Former Amazon editorial director says she was pushed out of the company after getting cancer on maternity leave
REUTERS/Jason Redmond
Julia Cheiffetz, who served as editorial director for Amazon Publishing from 2011 to 2014, said that she gave birth to her daughter in her second year at Amazon.
Six weeks later, she was diagnosed with cancer. She had surgery while still on maternity leave.
Soon after, however, she received a letter that said her health insurance with her employer had been terminated. She eventually switched to her husband's insurance.
"I chalked it up to a horrendous administrative error but remain disappointed that a company of Amazon's size didn't have better mechanisms in place to prevent something like that from happening during an employee's maternity leave," Cheiffetz writes.
She was surprised by what happened when she was healthy enough to return to work.
After a five-month leave, I was nervous and excited to return to work, and I showed up that first day back with a big smile and a phone full of baby pictures to share. I figured I'd catch up with folks and get a high-level update on how the business was doing, since the strategy had evolved from the time I was hired. Here's what happened instead: I was taken to lunch by a woman I barely knew. Over Cobb salad she calmly explained that all but one of my direct reports?-?the people I had hired?-?were now reporting to her. In the months that followed, I was placed on a dubious performance improvement plan, or PIP, a signal at Amazon that your employment is at risk. Not long after that I resigned.
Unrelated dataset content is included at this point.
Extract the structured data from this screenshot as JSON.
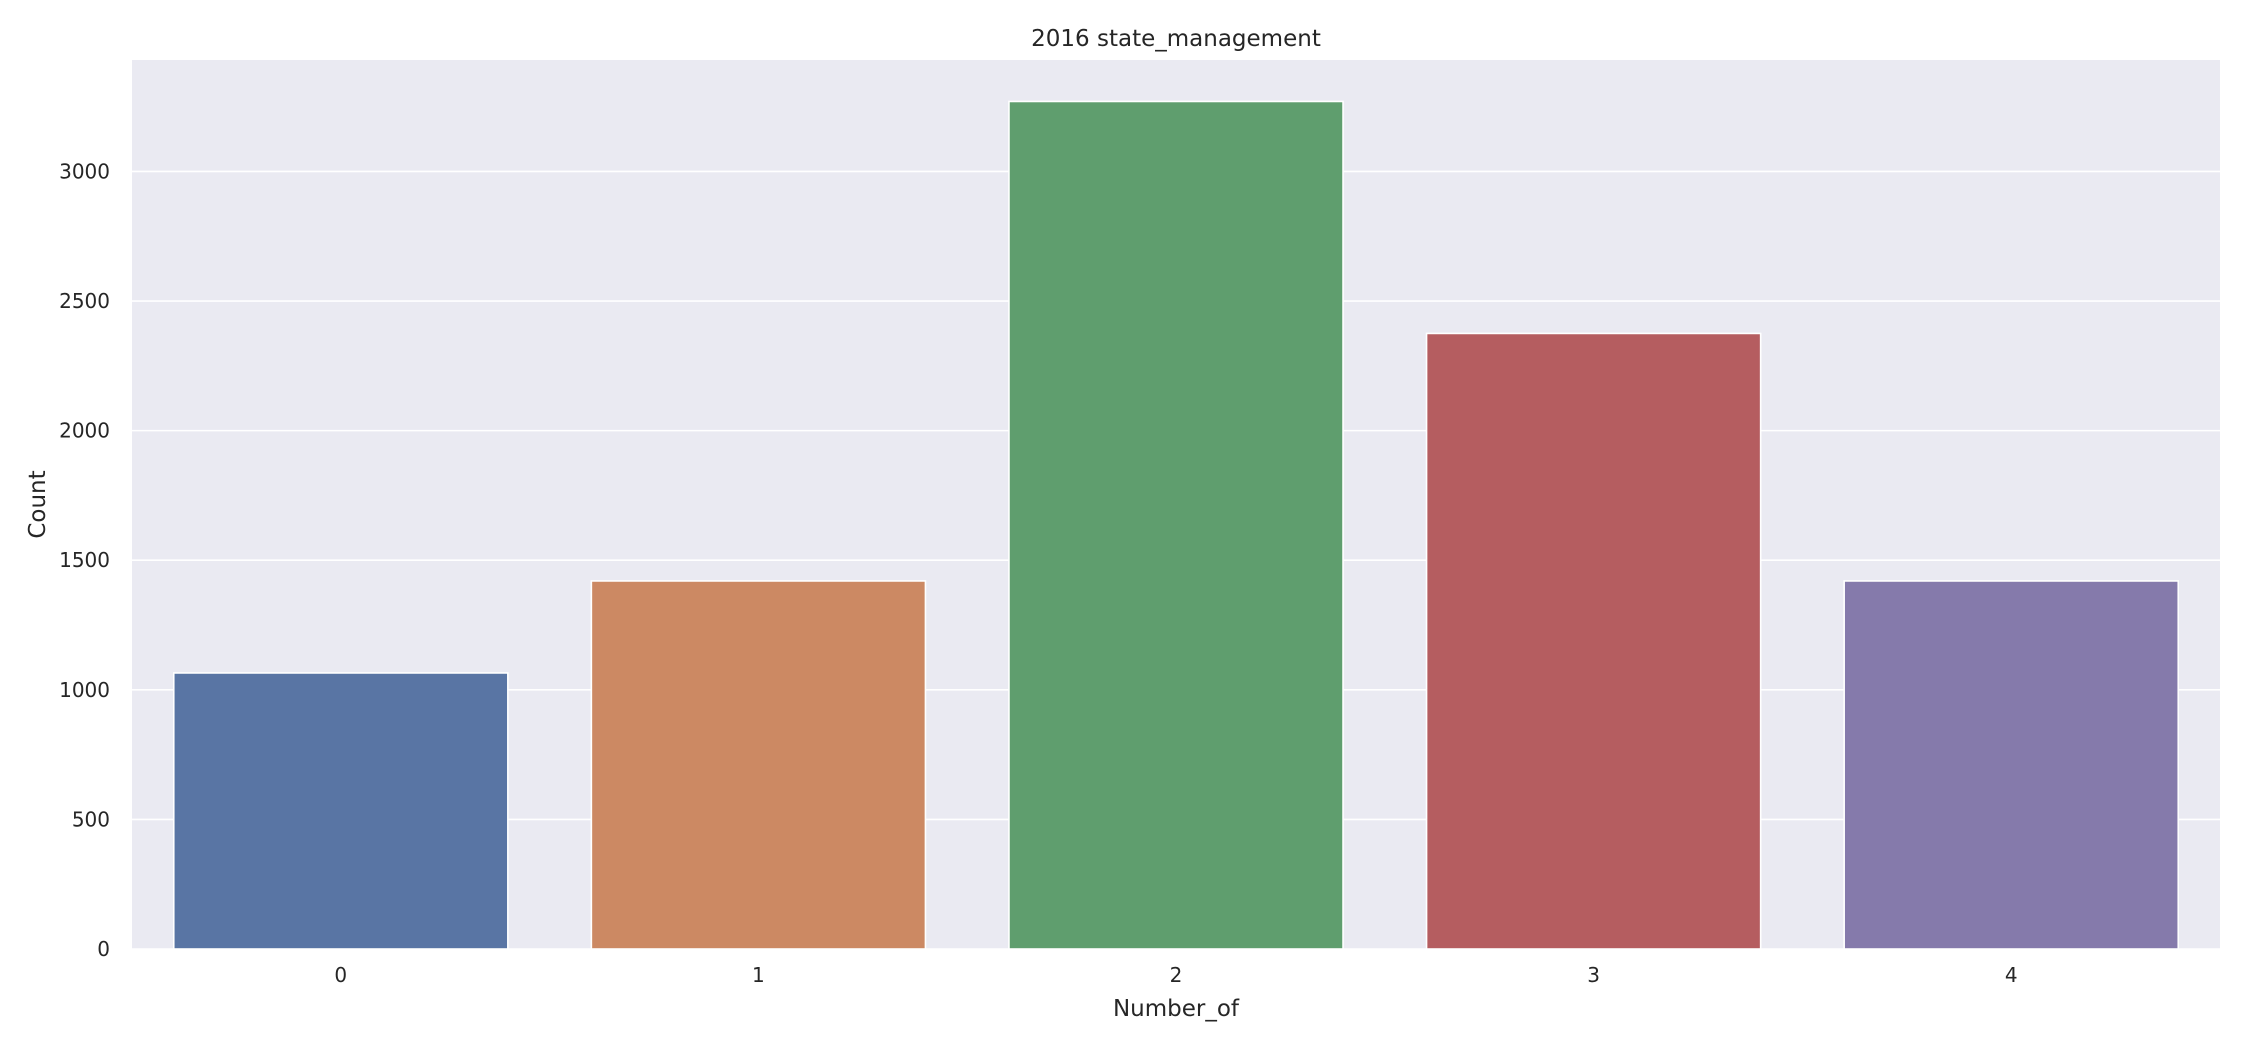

Cheiffetz' story is just the latest in a wave of accounts that have come to the forefront since The New York Times' exposé on Amazon's workplace culture was published earlier this month.
The Times article described a "bruising workplace" where employees are asked to harshly critique their peers, and those suffering personal crises are often pushed out of their positions.
Several other women - most of whom were quoted anonymously - spoke of being forced to resign after giving birth to a stillborn child, or like in Cheiffetz' case, after being diagnosed with cancer.
In a response to the piece, CEO Jeff Bezos said that the account "doesn't describe the Amazon I know" and that he would leave a company that had working conditions like those described in the story.
Business Insider has reached out to Amazon for comment and will update this post when we hear back.
Disclosure: Jeff Bezos is an investor in Business Insider through hispersonal investment company Bezos Expeditions.